The subtext there is clear: isn’t a 12 percent return that’s being put back into economic development better than just dumping cash into the general fund?

And that’s a hard argument for Republican lawmakers to counter. In fact, few are trying to do so. But many are pointing at the $2.4 billion hole that’s looming on the horizon in next year’s budget, making the strong point that it has to be filled somehow, and it’s easy to see why Golden LEAF is an enticing cash cow indeed. Compare that to cutting teachers, for example, or community college budgets.

“We have to get our fiscal house in order,” said Davis. “It’s going to be painful, and our job and our mission is to spread the pain.”

 

 

What is the Golden LEAF fund?

A quick look at the history of Western North Carolina will show that there is no crop more important than tobacco. The plant has left an indelible mark on the mountain landscape, first with the streams of money it brought, and then the economic hole it has left.

Today, though tobacco itself no longer occupies a place of prominence, its economic effects are still rippling through the mountains, mostly in the form of grant money from Golden LEAF.

For the last 12 years, the region’s tobacco-dependent communities have been reaping the spoils of a massive lawsuit brought by 45 states against major tobacco companies over healthcare costs caused by tobacco use.
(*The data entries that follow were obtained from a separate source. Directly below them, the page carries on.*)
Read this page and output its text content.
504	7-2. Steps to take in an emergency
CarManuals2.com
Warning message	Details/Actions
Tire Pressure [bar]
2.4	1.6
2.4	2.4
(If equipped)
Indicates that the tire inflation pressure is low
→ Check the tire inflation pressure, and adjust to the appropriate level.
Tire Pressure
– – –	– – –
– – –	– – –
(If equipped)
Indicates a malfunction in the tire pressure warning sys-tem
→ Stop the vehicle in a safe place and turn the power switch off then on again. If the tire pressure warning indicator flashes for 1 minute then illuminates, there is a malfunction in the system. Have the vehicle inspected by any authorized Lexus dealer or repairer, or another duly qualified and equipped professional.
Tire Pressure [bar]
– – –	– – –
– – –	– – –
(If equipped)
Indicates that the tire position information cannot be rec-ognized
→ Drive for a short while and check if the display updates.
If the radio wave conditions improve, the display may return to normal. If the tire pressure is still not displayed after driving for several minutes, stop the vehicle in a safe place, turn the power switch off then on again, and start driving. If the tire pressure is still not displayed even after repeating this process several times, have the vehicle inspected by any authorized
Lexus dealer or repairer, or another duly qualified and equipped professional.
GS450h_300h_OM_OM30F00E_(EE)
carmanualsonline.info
In North Carolina, that’s totaled nearly $1.7 billion so far, with 50 percent going straight to the Golden LEAF. The foundation — officially dubbed the Long-Term Economic Advancement Foundation — was set up to funnel that money back into the state’s tobacco-dependent communities.

While other states dropped their settlement cash straight into the general fund from the outset, North Carolina shied away from that approach, setting up Golden LEAF and other stewards — notably the Tobacco Trust Fund — to look after and dole out the settlement cash to tobacco-dependent areas in an effort to foster economic growth.

 

Local spending

Haywood County Agriculture and Activities Center Association, Inc.: $275,000

Construction and upgrades at the multi-purpose arena at the Haywood County Fairgrounds.

Haywood Community College: $1,573,109

Establishment of the Western Regional Advanced Machining Center at the Regional High Technology Center (RHTC).

Haywood County: $60,000

Created the Buy Haywood Market Development Project to develop a comprehensive plan to brand Haywood County tomatoes and peppers.

Haywood County Schools Foundation: $250,000

Expanded the machinist training program at Pisgah High School to meet the demand for highly skilled machinists.

Haywood County Economic Development Commission: $85,000

Funded the Buy Haywood Market Development Project which helps develop markets for Haywood County farmers.

Haywood Vocational Opportunities, Inc.: $300,000

Helped Haywood Vocational Opportunities, Inc. (HVO) expand its operations and secure additional contracts for production of medical supplies.

Haywood County Economic Development Commission: $15,000

Funded statewide feasibility study to identify demand for a poultry and rabbit processing facility in WNC.

Haywood County Schools Foundation: $50,182

Purchased an office mill and lathe for Pisgah High School metals program.

Town of Canton: $100,000

Expand and upgrade the Canton’s wastewater infrastructure in the I-40 Corridor at Exit 31.

Southwestern Community College: $75,000

E-commerce marketing plans and strategies for a three-county area.

North Carolina Center for the Advancement of Teaching: $930,186

Funding for the North Carolina Center for the Advancement of Teaching’s continuing effort to increase the number of National Board Certified Teachers.

Jackson County: $135,000

Funding for the Jackson County Green Energy Park.

Western Carolina University: $200,000

Western Carolina University’s innovative product development plan for the health care industry.

Western Carolina University: $37,000

Support for the Kimmel School Construction Training Program at Western Carolina University.

Southwestern N.C. Planning & Economic Development Commission: $2,205,539

Funded high-speed broadband connections to schools and counties in a six-county area.